Galbraith gave to the English language the phrase “the conventional wisdom” to describe opinions that, while not necessarily well founded, are so widely held among the rich and influential that only the rash and foolish will endanger their careers by dissenting from them.

Each chapter of this book is devoted to a modern example of conventional wisdom, such as the belief that power in a modern capitalist economy is held by the owners of capital and that the deliberations of the Federal Reserve Board matter to the functioning of the economy.

To many of these misconceptions, Galbraith attaches the label of innocent fraud: deception for which no one can be held responsible.

Legally, there can be no such thing as innocent fraud: fraud requires a dishonest mind.

Either the people who puffed dotcom stocks genuinely believed that they were valuable, in which case they were guilty only of professional incompetence, or they did not, in which case they were sophisticated fraudsters. That is why the e-mails obtained by Eliot Spitzer, the New York State attorney-general, which showed private opinions very different from the content of published research, were crucial to his case against Wall Street investment banks.

But in a world dominated by conventional wisdom, this distinction between states of mind, which plays a central role in determining legal liability, is rarely clear-cut.

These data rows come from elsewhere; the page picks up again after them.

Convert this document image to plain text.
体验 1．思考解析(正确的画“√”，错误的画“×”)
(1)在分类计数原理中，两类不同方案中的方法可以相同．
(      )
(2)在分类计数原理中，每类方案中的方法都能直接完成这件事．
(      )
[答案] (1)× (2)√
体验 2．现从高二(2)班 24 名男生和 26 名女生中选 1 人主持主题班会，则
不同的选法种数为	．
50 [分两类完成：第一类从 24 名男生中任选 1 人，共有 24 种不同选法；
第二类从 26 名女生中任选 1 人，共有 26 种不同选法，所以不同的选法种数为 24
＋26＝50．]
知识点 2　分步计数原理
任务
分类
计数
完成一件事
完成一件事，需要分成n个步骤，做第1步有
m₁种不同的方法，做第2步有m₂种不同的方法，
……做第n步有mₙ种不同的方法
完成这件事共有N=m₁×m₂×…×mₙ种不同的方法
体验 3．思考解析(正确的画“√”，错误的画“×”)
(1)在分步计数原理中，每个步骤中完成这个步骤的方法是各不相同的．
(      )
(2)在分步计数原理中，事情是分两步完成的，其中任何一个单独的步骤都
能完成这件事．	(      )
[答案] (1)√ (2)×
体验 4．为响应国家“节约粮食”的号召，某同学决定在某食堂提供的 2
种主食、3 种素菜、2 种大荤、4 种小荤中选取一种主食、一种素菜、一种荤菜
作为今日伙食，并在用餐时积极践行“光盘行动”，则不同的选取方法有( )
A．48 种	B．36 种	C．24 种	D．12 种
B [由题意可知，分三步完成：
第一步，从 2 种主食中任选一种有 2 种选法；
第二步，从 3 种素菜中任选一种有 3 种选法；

Often there is no state of mind, only a miasma of confusion.

The conventional wisdom is the product of the repeated expression of views that it is in the interests of those professing them to hold and that gain strength and validity from the frequency with which they are expressed.

It is meaningless to ask whether the individuals involved really believed what they said: they were merely repeating expressions they did not wish to submit to critical scrutiny. Did bankers and analysts genuinely think that grass would soon be growing on the pavement of Oxford Street, that shopping malls would decay like abandoned temples as pensioners rushed to buy their pet food online? Business people mostly did not pose that question: it was easier, and certainly more profitable, to reiterate the conventional wisdom. And that is why, of all the innocent frauds that Galbraith lists, the deception that practitioners in financial markets possess expertise that will be valuable to their customers is the most widespread. The commonsense definition of fraud is a transaction for which the foreseeable consequence is that the more knowledgeable party will make money and the less knowledgeable lose it. Such activities have recently been widespread.

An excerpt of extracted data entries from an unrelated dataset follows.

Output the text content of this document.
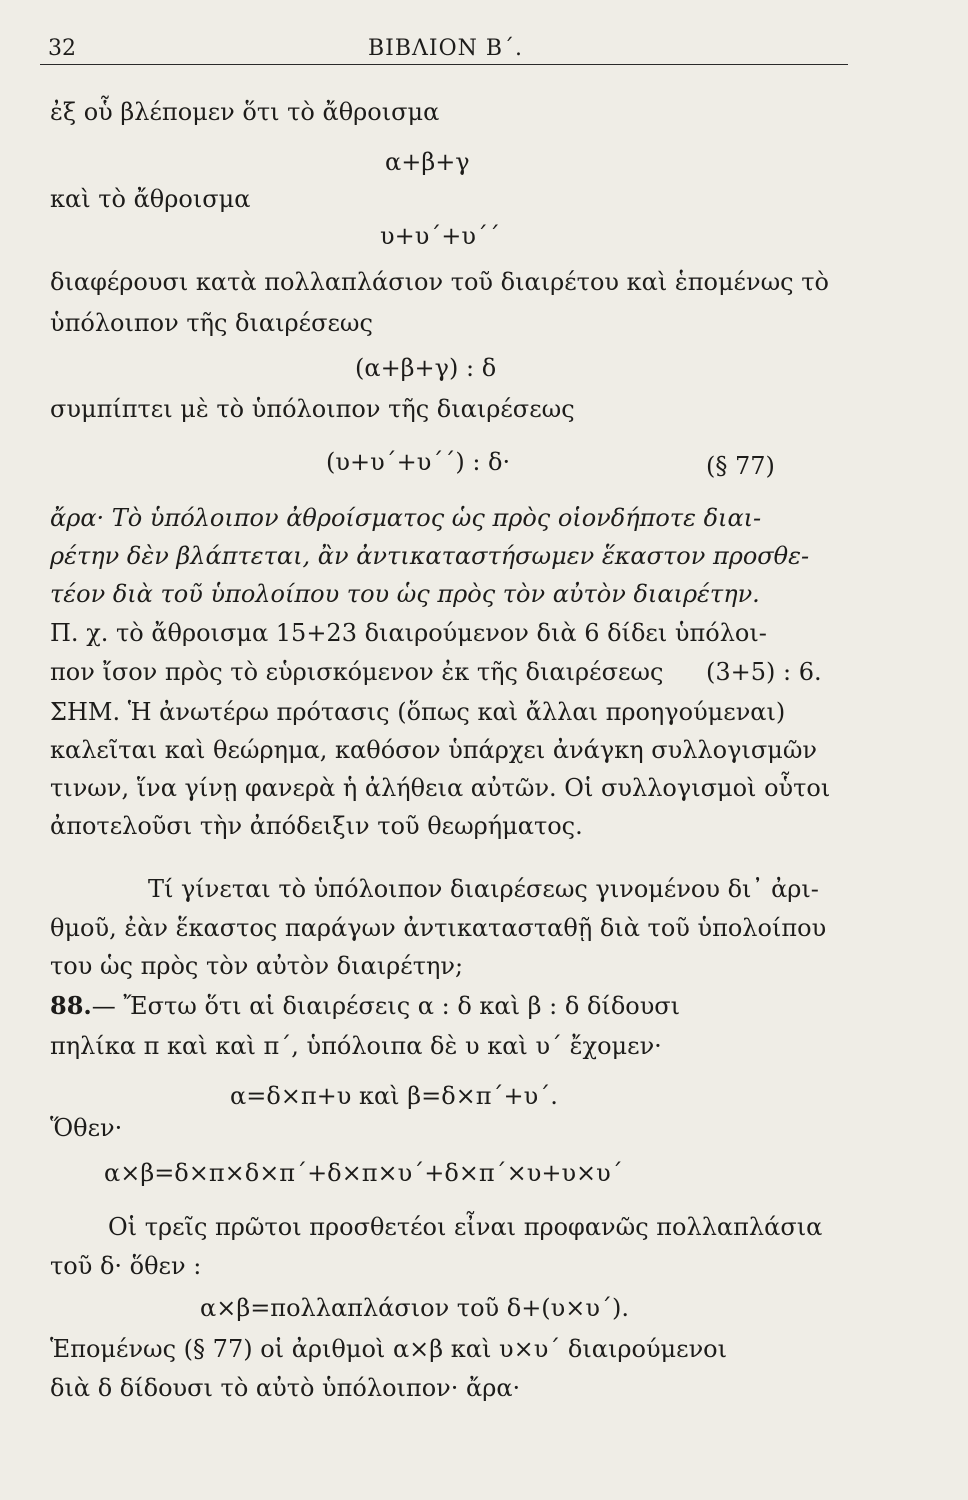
32	ΒΙΒΛΙΟΝ Β΄.
ἐξ οὗ βλέπομεν ὅτι τὸ ἄθροισμα
α+β+γ
καὶ τὸ ἄθροισμα
υ+υ΄+υ΄΄
διαφέρουσι κατὰ πολλαπλάσιον τοῦ διαιρέτου καὶ ἑπομένως τὸ
ὑπόλοιπον τῆς διαιρέσεως
(α+β+γ) : δ
συμπίπτει μὲ τὸ ὑπόλοιπον τῆς διαιρέσεως
(υ+υ΄+υ΄΄) : δ·	(§ 77)
ἄρα· Τὸ ὑπόλοιπον ἀθροίσματος ὡς πρὸς οἱονδήποτε διαι-
ρέτην δὲν βλάπτεται, ἂν ἀντικαταστήσωμεν ἕκαστον προσθε-
τέον διὰ τοῦ ὑπολοίπου του ὡς πρὸς τὸν αὐτὸν διαιρέτην.
Π. χ. τὸ ἄθροισμα 15+23 διαιρούμενον διὰ 6 δίδει ὑπόλοι-
πον ἴσον πρὸς τὸ εὑρισκόμενον ἐκ τῆς διαιρέσεως (3+5) : 6.
ΣΗΜ. Ἡ ἀνωτέρω πρότασις (ὅπως καὶ ἄλλαι προηγούμεναι)
καλεῖται καὶ θεώρημα, καθόσον ὑπάρχει ἀνάγκη συλλογισμῶν
τινων, ἵνα γίνῃ φανερὰ ἡ ἀλήθεια αὐτῶν. Οἱ συλλογισμοὶ οὗτοι
ἀποτελοῦσι τὴν ἀπόδειξιν τοῦ θεωρήματος.
Τί γίνεται τὸ ὑπόλοιπον διαιρέσεως γινομένου δι᾽ ἀρι-
θμοῦ, ἐὰν ἕκαστος παράγων ἀντικατασταθῇ διὰ τοῦ ὑπολοίπου
του ὡς πρὸς τὸν αὐτὸν διαιρέτην;
88.— Ἔστω ὅτι αἱ διαιρέσεις α : δ καὶ β : δ δίδουσι
πηλίκα π καὶ καὶ π΄, ὑπόλοιπα δὲ υ καὶ υ΄ ἔχομεν·
α=δ×π+υ καὶ β=δ×π΄+υ΄.
Ὅθεν·
α×β=δ×π×δ×π΄+δ×π×υ΄+δ×π΄×υ+υ×υ΄
Οἱ τρεῖς πρῶτοι προσθετέοι εἶναι προφανῶς πολλαπλάσια
τοῦ δ· ὅθεν :
α×β=πολλαπλάσιον τοῦ δ+(υ×υ΄).
Ἑπομένως (§ 77) οἱ ἀριθμοὶ α×β καὶ υ×υ΄ διαιρούμενοι
διὰ δ δίδουσι τὸ αὐτὸ ὑπόλοιπον· ἄρα·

The uninquiring mind is necessary for the development of the conventional wisdom. And that uninquiring mind is more common than ever today in business, in finance, in politics: in individuals who gain comfort from every cliché about the universality of globalisation, the transforming influence of information technology and the historic inevitability of liberal and active capital markets.

But the academic or the lawyer is bound to ask questions such as “what does he actually think?” or even “what is true?” And he or she is puzzled that the uninquiring mind will pay to receive advice or hear lectures from other uninquiring minds.

It is hard for these observers of the conventional wisdom to understand that the people concerned might not be thinking anything at all, and have no concept of truth other than what is generally believed to be true. Maturity is the enemy of iconoclasm.

I have frequently been told “we would really like you to challenge our ideas”, but bitter experience has shown that this statement should be treated in the same spirit as “tell me honestly what you think of my new dress”. Time has taught me to treat the conventional wisdom with greater respect and to appreciate why my attempts to probe it cause so much irritation. How fortunate we are that, even in his 10th decade, Galbraith still cannot resist the opportunity to poke fun at every piece of conventional wisdom and to expose every innocent fraud.